La relazione della Corte dei conti europea rileva che l’Italia ha percentuali di puntualità relativamente basse per le tratte ferroviarie internazionali e quelle interne, rispettivamente del 41% e del 54%. Inoltre, l’Italia ha un livello di affidabilità del trasporto merci interno via treno del 70%, che è inferiore a quello dei Paesi Bassi (78%), della Polonia (90%), della Francia (96%), della Spagna (98%) e della Germania (100%).

La relazione fa riferimento anche al porto di Trieste, che ha ricevuto finanziamenti dall’UE per l’ammodernamento dell’infrastruttura ferroviaria. Tuttavia, la relazione indica che il progetto ha subito ritardi a causa della mancata collaborazione tra l’Autorità Portuale e il gestore dell’infrastruttura ferroviaria nazionale.

Intanto, in Europa, non sarà più un problema ricaricare i veicoli elettrici.
L’Unione europea ha raggiunto un accordo con la Germania per l’uso degli e-fuel per le automobili dopo il 2035 e l’Italia resta dunque più isolata nella sua difesa dei biocarburanti.

La scorsa notte, è stata raggiunta una prima intesa tra Consiglio e Parlamento europeo. Entro il 2026 lungo le principali arterie europee (i corridoi Ten -T) dovranno essere installate stazioni di rifornimento per le auto elettriche ogni 60 chilometri. Margini più ampi per i veicoli pesanti, per cui la previsione è, infatti, di una stazione ogni 120 chilometri entro il 2028. Per le stazioni di rifornimento dedicate ai veicoli a idrogeno, gli impianti di distribuzione dovranno invece essere installati ogni 200 chilometri entro il 2031.

Saranno i singoli paesi europei a presentare piani per raggiungere gli obiettivi fissati dall’Unione.
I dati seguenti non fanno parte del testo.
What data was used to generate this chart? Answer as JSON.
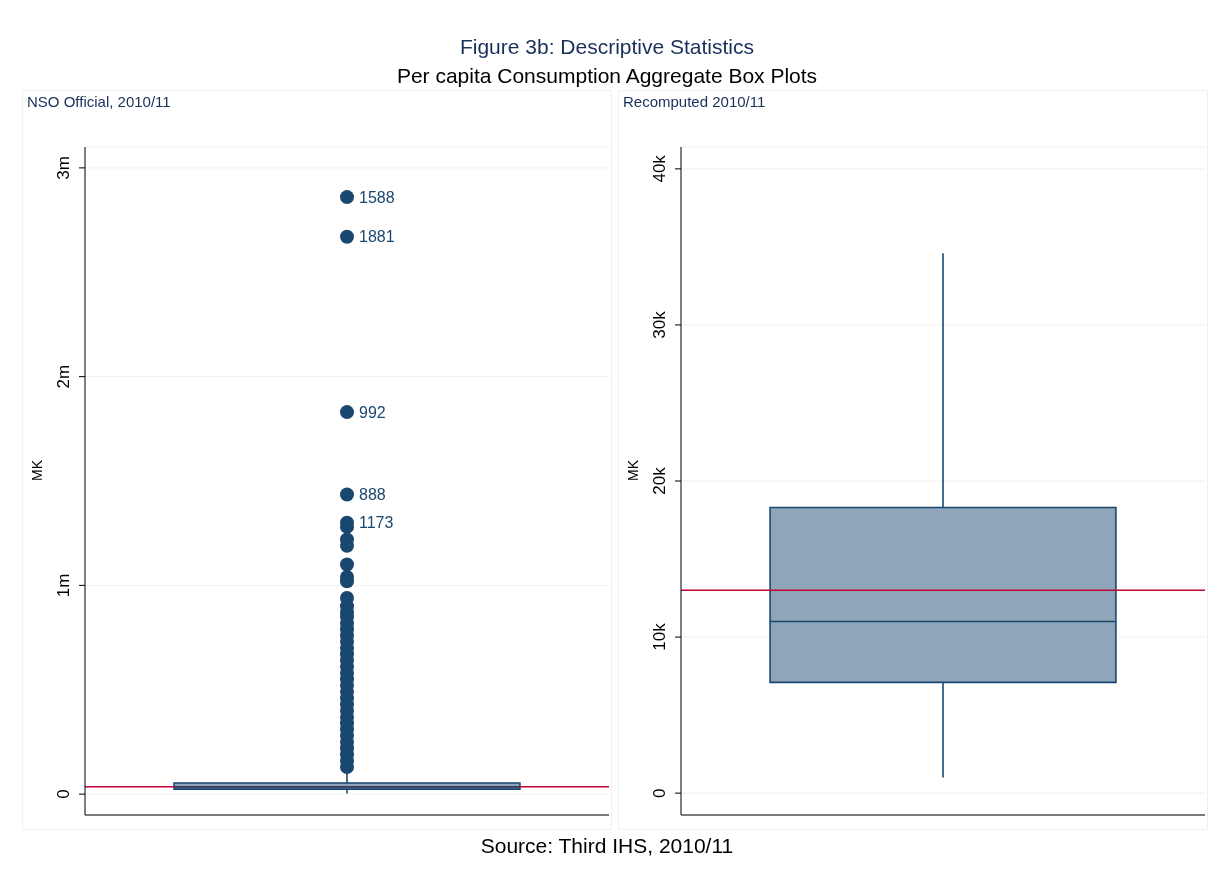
{
  "chart_data": [
    {
      "type": "box",
      "title": "NSO Official, 2010/11",
      "ylabel": "MK",
      "categories": [
        null
      ],
      "boxes": [
        {
          "low": 3000,
          "q1": 24000,
          "median": 34000,
          "q3": 53000,
          "high": 115000,
          "outliers": [
            2860000,
            2670000,
            1830000,
            1435000,
            1300000,
            1280000,
            1220000,
            1190000,
            1100000,
            1040000,
            1020000,
            940000,
            900000,
            870000,
            850000,
            820000,
            790000,
            760000,
            730000,
            700000,
            670000,
            640000,
            610000,
            580000,
            550000,
            520000,
            490000,
            460000,
            430000,
            400000,
            370000,
            340000,
            310000,
            280000,
            250000,
            220000,
            190000,
            160000,
            130000
          ]
        }
      ],
      "color": "#8fa5b9",
      "ylim": [
        -100000,
        3100000
      ],
      "yticks": [
        0,
        {
          "value": 1000000,
          "label": "1m"
        },
        {
          "value": 2000000,
          "label": "2m"
        },
        {
          "value": 3000000,
          "label": "3m"
        }
      ],
      "grid": "y",
      "legend": false,
      "ref_lines": [
        {
          "axis": "y",
          "value": 35000,
          "color": "#c10534"
        }
      ],
      "annotations": [
        "Figure 3b: Descriptive Statistics",
        "Per capita Consumption Aggregate Box Plots",
        "Source: Third IHS, 2010/11",
        "1588",
        "1881",
        "992",
        "888",
        "1173"
      ]
    },
    {
      "type": "box",
      "title": "Recomputed 2010/11",
      "ylabel": "MK",
      "categories": [
        null
      ],
      "boxes": [
        {
          "low": 1000,
          "q1": 7100,
          "median": 11000,
          "q3": 18300,
          "high": 34600
        }
      ],
      "color": "#8fa5b9",
      "ylim": [
        -1400,
        41400
      ],
      "yticks": [
        0,
        {
          "value": 10000,
          "label": "10k"
        },
        {
          "value": 20000,
          "label": "20k"
        },
        {
          "value": 30000,
          "label": "30k"
        },
        {
          "value": 40000,
          "label": "40k"
        }
      ],
      "grid": "y",
      "legend": false,
      "ref_lines": [
        {
          "axis": "y",
          "value": 13000,
          "color": "#c10534"
        }
      ]
    }
  ]
}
Sarà però possibile prevedere eccezioni per le zone meno trafficate o più difficili, come isole o zone svantaggiate. Dopo l’intesa preliminare appena raggiunta la proposta passa ora all’esame degli ambasciatori dei 27, poi del Consiglio e della Commissione trasporti, infine della plenaria dell’Europarlamento. L’iter, insomma, è solo all’inizio.

L’Italia fa bene a insistere con la Commissione europea sulla necessità di un approccio ‘technology neutral’, chiedendo di salvaguardare il futuro dei motori termici, utilizzando tutti i carburanti di fonte rinnovabile, sia sintetici sia biologici. La necessità è ancor più impellente nell’attesa di un’analoga regolazione sui target di emissione della CO2 per gli ‘heavy duty’, i veicoli commerciali medio-pesanti e autobus, dove il bio-LNG appare sempre più come l’unica soluzione tecnologica percorribile per sostituire il gasolio in modo sostenibile.